API Rate Limiting in Go with Redis

Posted on Nov 20, 2023

Last week, I was looking through the access logs of a Go application I built a while back. It has a couple of APIs designed to fetch DNS information from various geographical regions. This app is quite simple in what it does. At the time of development, I didn’t implement any rate limiting for these APIs. While I would like to say it’s because I believe in a trust-based society, the truth is I was just a bit lazy.

The app do not have too many users. Initially, peak traffic was averaging around ~4000 requests per minute. However, in recent weeks, I noticed sudden bursts of traffic, sometimes reaching up to ~20000 requests per minute. As I sifted through the logs, I noticed that most of these bursts were coming from a single IP address. It occurred to me that there’s a system out there that compiles a list of domains and then hits our APIs for each one. I realize I’m partly to blame for this issue, my laziness led me to skip implementing a batch API, which could have mitigated this problem in the first place.

So, in the spirit of being a resilient system designer (and not just because it’s long overdue), let’s finally implement a rate limiting mechanism!

Architecture

Let’s first take a look at the system architecture.

There are two stateless instances of the application running on two VMs behind a load-balancer. Both instances are connected to a Redis instance (in reality, it’s KeyDB).

The load balancer is simply Nginx, which makes it relatively straightforward to implement IP-based rate limiting. Nginx does provide some out of the box solutions which works great.

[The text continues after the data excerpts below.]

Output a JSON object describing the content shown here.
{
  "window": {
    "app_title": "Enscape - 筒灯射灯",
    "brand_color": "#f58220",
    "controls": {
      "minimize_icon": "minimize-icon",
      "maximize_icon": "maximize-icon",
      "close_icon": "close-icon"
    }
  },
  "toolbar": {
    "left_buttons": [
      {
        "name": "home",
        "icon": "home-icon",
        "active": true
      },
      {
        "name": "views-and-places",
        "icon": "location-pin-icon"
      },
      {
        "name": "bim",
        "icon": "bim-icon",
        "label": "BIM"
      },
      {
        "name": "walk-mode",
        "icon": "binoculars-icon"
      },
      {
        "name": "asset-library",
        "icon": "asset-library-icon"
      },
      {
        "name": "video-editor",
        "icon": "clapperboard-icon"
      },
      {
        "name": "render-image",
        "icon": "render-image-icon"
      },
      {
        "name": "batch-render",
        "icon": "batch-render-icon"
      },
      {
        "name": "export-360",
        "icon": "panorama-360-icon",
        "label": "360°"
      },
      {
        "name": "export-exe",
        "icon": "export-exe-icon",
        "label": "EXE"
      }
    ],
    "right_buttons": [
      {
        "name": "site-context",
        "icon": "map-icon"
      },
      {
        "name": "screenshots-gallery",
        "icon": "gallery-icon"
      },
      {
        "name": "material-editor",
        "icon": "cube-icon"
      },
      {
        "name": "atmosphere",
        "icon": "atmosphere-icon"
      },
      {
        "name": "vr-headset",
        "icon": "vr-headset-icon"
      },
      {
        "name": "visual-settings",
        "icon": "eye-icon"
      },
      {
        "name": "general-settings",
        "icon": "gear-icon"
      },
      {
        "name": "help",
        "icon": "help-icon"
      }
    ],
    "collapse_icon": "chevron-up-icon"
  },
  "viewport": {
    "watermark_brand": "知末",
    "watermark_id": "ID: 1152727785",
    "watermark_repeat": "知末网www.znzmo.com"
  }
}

While this approach would solve the immediate issue of thousands of requests from a single IP, I want to take it a step further. My goal is to apply rate limits based on the user’s subscription plan. For instance,

  • Free plan users get 100 requests/minute.
  • Starter plan users get 3000 requests/minute.
  • and so on.

This means our rate limiting mechanism needs to be aware of the user’s current subscription plan, which can only be determined once the request reaches one of the application instances.

Since the app instances are stateless, they would utilize redis to kepp track of the requests count per user.

Algorithm Overview

There are various rate limiting algorithms out there, each with its own strengths and suited for specific problems. I opted for the Sliding Window Log algorithm. While there are plenty of excellent write-ups available online, I’d like to explain it in my own way.

Basically the algorithm works as follows:

  • We start by defining a window of interest for tracking to requests. This window is typically defined by a specific time frame, in our case it’s 1 minute.
  • For each user, a log of request timestamps is maintained.
  • When a new request arrives, any timestamps in the log that are outside the current window of interest are removed.
  • After clearing outdated timestamps, the new request’s timestamp is appended to the log.
  • We then check the size of the log. If the number of timestamps in the log exceeds the predefined limit (e.g., the maximum number of requests allowed in the time frame), the request is denied.

Algorithm Implementation

Now, to make sure our rate limiting works properly across all our app instances, we need to handle it atomically. Our app instances are stateless, so if two requests from the same user hit different instances at the same time, we want both requests to count towards the rate limit. Otherwise, things get messy and inaccurate.

This is where I find Lua scripts in Redis to be very handy. Sure, Redis transactions could do the job too, but in my experience, they can get pretty complicated fast. Lua scripts keep things neat and tidy, and the entire algorithm logic up in one place.

Here’s the Lua script I am using for rate limiting:

local key = KEYS[1]
local limit = tonumber(ARGV[1])
local windowSize = tonumber(ARGV[2])
local currentTime = tonumber(ARGV[3])

-- Remove all timestamps outside our window of interest
redis.call('ZREMRANGEBYSCORE', key, '-inf', '(' .. currentTime - windowSize)

-- Get the current count from the sorted set
local currentCount = redis.call('ZCARD', key)

if currentCount >= limit then
    return currentCount
end

redis.call('ZADD', key, currentTime, currentTime)
return currentCount

The script is pretty self-explanatory. But still let me break this down into a few key points:

  • We could get the currentTime from Redis, but passing it in makes writing tests easier.
  • if currentCount >= limit then - While in the algorithm overview written above, I mentioned adding the request to the log first and then checking the count, in my actual implementation, I check the count before adding the request. This is because I want only successful requests to count towards the rate limit, not just any API invocation. Users can hit the API thousands of times, but the app will only serve data for the number of requests that their subscription plan allows.

Implementation

Now, let’s dive into the application code that ties everything together.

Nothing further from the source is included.